Spirits Divided

2005-08-18

You've been this way before. You're buoyed by reassurances, nudged along by the throbbing 4/4 kick that metronomically keeps driving on. You know if you miss this bar, you can catch the next one. It's such an engine, constant, progressive, passing through vintage redwoods and on to the bigger parts of the city bathed in a neon glow. Translucent curved blocks making up the shapingway to the atrium?a long stretch. Passengers milling about.

It's a train. Powered by ideas and ideology. From the bulky, chunky aesthetic, a critic might be quick to point at it and dub it "steampunk", but there's no steam. Just clean vapors, almost minty in their scent. The train has no buffoonish cartoon grin, but more of a sly, laced grill. A cargo worthy of heist, and every approved passenger a bounty hunter acting as a mercenary until the next station. Just this once.

One of the cars in the back is well-served, stuffed to the gills with the familiar sight of gold bars.

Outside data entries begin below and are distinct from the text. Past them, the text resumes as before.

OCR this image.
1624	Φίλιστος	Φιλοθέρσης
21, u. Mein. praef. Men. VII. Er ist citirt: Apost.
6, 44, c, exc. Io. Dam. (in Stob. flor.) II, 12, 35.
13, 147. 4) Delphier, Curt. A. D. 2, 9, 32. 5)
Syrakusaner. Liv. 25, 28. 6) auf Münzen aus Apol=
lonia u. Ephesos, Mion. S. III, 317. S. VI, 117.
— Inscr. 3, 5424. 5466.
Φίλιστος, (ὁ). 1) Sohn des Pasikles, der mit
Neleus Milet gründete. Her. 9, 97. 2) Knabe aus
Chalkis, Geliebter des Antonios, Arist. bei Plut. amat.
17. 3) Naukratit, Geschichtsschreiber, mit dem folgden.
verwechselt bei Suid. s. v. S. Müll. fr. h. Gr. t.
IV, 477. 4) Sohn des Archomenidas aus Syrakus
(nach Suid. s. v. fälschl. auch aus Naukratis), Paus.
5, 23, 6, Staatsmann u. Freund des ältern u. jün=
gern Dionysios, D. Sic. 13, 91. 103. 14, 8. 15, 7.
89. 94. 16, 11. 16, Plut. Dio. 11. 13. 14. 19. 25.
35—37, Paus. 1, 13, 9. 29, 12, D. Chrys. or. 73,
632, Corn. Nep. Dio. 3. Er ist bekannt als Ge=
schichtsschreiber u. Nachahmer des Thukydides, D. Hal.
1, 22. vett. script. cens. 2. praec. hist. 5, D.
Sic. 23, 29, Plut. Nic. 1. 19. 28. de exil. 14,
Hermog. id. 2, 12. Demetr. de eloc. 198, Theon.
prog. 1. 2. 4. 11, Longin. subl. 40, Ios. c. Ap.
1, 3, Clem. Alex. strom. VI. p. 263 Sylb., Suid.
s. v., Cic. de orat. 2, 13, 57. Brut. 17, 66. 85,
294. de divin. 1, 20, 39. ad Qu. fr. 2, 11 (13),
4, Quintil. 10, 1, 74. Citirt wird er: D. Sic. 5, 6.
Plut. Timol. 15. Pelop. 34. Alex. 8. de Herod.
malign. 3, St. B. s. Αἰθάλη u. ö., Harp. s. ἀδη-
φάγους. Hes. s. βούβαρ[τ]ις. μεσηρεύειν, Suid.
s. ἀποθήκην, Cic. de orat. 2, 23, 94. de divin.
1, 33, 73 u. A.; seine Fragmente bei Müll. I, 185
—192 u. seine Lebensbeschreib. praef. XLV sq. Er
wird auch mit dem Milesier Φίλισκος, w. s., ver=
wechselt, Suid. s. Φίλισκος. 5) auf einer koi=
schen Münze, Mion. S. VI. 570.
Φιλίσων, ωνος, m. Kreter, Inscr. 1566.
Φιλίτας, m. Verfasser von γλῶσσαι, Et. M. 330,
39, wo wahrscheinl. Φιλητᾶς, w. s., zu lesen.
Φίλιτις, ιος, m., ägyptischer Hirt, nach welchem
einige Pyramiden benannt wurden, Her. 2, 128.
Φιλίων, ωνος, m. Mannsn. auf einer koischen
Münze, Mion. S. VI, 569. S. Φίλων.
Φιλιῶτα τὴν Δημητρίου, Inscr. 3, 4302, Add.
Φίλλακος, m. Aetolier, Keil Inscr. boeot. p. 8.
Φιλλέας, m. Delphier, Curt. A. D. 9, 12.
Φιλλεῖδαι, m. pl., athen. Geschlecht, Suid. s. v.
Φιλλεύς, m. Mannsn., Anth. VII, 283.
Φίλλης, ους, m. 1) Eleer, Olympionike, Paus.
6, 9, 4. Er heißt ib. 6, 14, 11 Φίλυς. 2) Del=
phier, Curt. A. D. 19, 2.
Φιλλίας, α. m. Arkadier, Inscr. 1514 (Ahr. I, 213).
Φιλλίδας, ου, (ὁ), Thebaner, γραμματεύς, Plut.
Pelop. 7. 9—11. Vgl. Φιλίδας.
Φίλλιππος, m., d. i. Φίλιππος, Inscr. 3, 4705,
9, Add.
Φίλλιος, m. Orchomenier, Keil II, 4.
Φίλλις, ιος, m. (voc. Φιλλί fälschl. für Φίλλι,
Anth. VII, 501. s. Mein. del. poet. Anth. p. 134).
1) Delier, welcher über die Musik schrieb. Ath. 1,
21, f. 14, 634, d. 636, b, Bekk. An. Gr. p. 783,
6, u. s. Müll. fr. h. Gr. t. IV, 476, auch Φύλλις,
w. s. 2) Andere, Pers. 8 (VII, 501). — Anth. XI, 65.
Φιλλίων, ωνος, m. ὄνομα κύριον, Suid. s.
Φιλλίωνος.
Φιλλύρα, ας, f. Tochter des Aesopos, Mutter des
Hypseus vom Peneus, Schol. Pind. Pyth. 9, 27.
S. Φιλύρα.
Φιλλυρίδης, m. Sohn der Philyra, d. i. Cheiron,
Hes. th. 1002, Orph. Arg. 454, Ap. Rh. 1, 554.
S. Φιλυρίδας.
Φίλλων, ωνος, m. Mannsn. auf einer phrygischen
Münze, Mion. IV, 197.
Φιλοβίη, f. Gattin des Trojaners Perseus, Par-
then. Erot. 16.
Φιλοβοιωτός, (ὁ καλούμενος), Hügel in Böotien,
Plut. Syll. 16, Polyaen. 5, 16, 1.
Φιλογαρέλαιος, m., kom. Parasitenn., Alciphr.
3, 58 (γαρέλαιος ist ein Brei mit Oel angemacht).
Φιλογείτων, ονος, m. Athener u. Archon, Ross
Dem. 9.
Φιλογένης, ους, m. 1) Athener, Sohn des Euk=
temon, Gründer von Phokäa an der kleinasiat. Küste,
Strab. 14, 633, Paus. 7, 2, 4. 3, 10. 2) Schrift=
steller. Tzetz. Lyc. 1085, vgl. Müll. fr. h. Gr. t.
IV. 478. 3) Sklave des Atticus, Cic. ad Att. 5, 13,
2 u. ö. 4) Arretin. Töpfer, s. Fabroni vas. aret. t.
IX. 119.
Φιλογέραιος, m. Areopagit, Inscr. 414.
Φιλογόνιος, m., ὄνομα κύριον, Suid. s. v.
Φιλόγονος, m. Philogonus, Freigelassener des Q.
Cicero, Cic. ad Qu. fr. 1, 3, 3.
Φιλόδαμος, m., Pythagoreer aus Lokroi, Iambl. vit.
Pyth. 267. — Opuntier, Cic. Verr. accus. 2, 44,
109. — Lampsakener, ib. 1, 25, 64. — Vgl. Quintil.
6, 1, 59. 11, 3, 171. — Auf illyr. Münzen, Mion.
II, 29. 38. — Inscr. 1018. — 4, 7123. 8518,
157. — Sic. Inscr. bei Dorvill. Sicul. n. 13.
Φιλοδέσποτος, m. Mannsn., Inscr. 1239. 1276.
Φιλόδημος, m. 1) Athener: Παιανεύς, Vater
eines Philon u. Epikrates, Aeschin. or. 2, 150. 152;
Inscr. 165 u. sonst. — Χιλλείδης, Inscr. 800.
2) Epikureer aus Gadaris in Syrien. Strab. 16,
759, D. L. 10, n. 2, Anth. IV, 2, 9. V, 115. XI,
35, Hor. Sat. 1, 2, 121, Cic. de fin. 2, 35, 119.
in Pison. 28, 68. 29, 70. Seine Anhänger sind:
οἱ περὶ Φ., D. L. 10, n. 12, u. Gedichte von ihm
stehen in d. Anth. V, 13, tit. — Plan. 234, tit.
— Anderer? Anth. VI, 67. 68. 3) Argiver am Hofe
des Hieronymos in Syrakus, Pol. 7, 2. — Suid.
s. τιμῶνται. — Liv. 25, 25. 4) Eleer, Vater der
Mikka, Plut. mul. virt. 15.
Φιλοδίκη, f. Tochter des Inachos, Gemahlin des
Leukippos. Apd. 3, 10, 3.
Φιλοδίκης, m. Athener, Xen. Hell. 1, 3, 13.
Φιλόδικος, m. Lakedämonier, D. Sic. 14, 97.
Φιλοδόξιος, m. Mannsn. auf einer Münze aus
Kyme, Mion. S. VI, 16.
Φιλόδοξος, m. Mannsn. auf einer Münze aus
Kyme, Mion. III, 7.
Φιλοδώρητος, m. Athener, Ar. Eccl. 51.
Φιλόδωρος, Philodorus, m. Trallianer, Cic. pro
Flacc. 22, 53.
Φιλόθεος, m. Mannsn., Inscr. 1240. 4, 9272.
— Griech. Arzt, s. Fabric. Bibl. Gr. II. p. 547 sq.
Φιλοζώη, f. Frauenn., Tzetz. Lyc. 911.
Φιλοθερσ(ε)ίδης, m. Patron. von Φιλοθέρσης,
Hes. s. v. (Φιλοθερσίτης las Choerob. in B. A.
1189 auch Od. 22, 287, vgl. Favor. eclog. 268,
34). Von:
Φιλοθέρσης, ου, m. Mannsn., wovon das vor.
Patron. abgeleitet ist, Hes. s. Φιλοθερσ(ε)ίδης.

The bars are actually hollow, containing far more precious chemicals inside. These chems are volatile, however, and must be mixed carefully in the clinical breadth of a spacelab. Like explosive spices set on cleansing the palate, nourishing the palette, and wiping all traces of a meal well-eaten when done. But the memory always remains.

Jittery figures nearby. They're not holograms, but they're displacing themselves. Clockteasers. Blessed with innate power to distort time and space?reality?in their immediate vicinity for increments up to several minutes, perhaps more if especially skilled. Some of the adepts carry what appear to be old pocketwatches, fob and chain, with the hands removed. Not as timepieces, but as weapons. The standard outfit of a clockteaser is to drape a heavy coat that looks almost fryable in the moist summer heat: gilded, ornate hankerchief entwined down one side of the nape, and (optionally) a cane in the right hand. Their faces are hard to see and their eyes are yellow-green, bordering at times on an orange glow. The caneheads may suggest comparisons to familiar animals. Among the more common are zebras, otters, and a fish or two (whale?).

When the next train pulls into the station, it's like the steady four-on-the-floor becomes a nervous, skittery but still predictably rhythmical pattern, soon meshing with the rest of the environmental ambience. It sits on a parallel track next to the first train, headed in an opposite but equal direction.

A senior clockteaser sniffs the air, her round nose not unlike a cartoon dinosaur's. Plump, green, and bulbous, almost verging on the furry rather than any scale-based origin. She clasps her hands together, one pointing a trigger finger to the chain that binds her should she need to lash out. But not here. This is a place of peace, where attacks are few and the few deaths that do happen are excruciatingly violent and well-deserved. Next, the senior begins to communicate with her disciple, making polyglottal tones as clear as a clarion's call and far superior in its musicality to any language you've ever heard of. And it is so gentle and douce.

Coffee shop nearby pans into view. This place's familiar addictions, beans brewed from the desert pouches of the hiwibaggi. Some of the plants from that part of the world have been brought here too: they look like cactii, but they are growing ripe, orange fruit with an almost metallic sheen. These fruit are called intio and are used as a seasoning, on occasion, for the "coffee" of this world. They are unfortunately also rather addictive, so they are used sparingly as to avoid injuring future life.